How does one begin the process of taking their congregation from where they are to where they want to be? 

First of all, you have to remember that while we should Pastor our congregation based on where they are, this does not mean that we do not lovingly lead them closer every day to where they need to be. It just means that if you shepherd a group based on where they should be when they are not there, then you will run into a variety of problems that could be avoided from simply realizing the current state of the flock among you.

After you discover where your flock is then the process can begin to lead them to greater maturity in Christ.

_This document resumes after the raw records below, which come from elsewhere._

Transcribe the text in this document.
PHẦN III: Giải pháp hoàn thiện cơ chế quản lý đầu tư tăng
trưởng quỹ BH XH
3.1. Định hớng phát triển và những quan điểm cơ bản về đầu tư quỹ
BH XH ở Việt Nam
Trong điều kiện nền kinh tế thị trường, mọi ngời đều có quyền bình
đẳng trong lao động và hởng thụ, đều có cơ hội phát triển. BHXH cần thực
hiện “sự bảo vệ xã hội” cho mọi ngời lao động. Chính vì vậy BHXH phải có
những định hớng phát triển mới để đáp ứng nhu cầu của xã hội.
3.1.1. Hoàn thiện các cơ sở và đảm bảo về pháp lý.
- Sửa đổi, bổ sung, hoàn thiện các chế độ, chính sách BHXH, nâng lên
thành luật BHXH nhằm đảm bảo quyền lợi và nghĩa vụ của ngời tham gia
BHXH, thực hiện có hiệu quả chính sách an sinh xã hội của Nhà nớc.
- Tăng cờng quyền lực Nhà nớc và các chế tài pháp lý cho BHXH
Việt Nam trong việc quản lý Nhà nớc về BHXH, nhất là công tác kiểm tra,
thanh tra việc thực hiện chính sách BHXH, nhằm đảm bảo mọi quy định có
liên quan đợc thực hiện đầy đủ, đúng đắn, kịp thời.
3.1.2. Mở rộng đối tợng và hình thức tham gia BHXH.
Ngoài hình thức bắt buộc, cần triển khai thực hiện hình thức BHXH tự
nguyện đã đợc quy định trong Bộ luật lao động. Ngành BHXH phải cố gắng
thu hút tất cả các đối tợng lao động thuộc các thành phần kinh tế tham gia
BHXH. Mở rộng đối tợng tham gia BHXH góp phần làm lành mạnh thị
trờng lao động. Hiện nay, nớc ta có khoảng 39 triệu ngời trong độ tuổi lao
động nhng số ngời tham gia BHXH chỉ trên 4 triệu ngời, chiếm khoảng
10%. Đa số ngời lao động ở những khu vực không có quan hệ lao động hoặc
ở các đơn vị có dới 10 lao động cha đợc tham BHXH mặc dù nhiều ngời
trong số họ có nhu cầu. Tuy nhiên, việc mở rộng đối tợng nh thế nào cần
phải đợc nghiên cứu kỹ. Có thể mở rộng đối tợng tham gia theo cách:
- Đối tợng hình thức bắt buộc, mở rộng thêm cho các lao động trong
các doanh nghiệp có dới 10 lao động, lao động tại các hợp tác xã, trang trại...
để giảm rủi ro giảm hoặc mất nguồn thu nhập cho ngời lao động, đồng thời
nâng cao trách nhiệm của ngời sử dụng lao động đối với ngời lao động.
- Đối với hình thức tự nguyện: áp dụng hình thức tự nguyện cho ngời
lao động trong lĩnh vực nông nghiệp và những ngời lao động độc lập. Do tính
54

This process takes three steps:

  1. Start Small – Keep the focus and the scope small. It is ok to dream big but goal planning needs to have a small scope and be reasonable. This way there can be real achievable results that can be measured along the way.
  2. Do Something – A congregation will never achieve anything unless they do something and change. A status quo approach equals status quo results. The basic definition of insanity is doing things the way you have always done them and expecting a different result. Without implementing change, all the planning and goals in the world will be wasted.
  3. Build & Grow – After you have kept the focus small and reasonable and after you have done something, then you can assess and make changes in order to build on what you have accomplished. Make sure to be patient, balanced, and consistent when determining how to build and grow.

To have real balance in pastoring, you must be leading your flock to greater love, faith, and obedience to Jesus Christ through preaching the Word and modeling the Word in your own life. At the same time, you must also allow the flock that is among you to grow at their own pace. Some of the sheep will grow and mature faster than others. Discipleship is about duplication and the One we are to be duplicating is Jesus Christ. This means that it is not about us but Him.

Trust Christ entirely and allow Him to show you how to be a balanced under-shepherd because He is the Chief Shepherd. This can happen through consistent study of the Word of God, it can also happen through engaging in true elder accountability with an experienced elder in your church or with one in your community. Additionally, it can also come through prayer and gaining your own experience as you grow in the knowledge of Christ.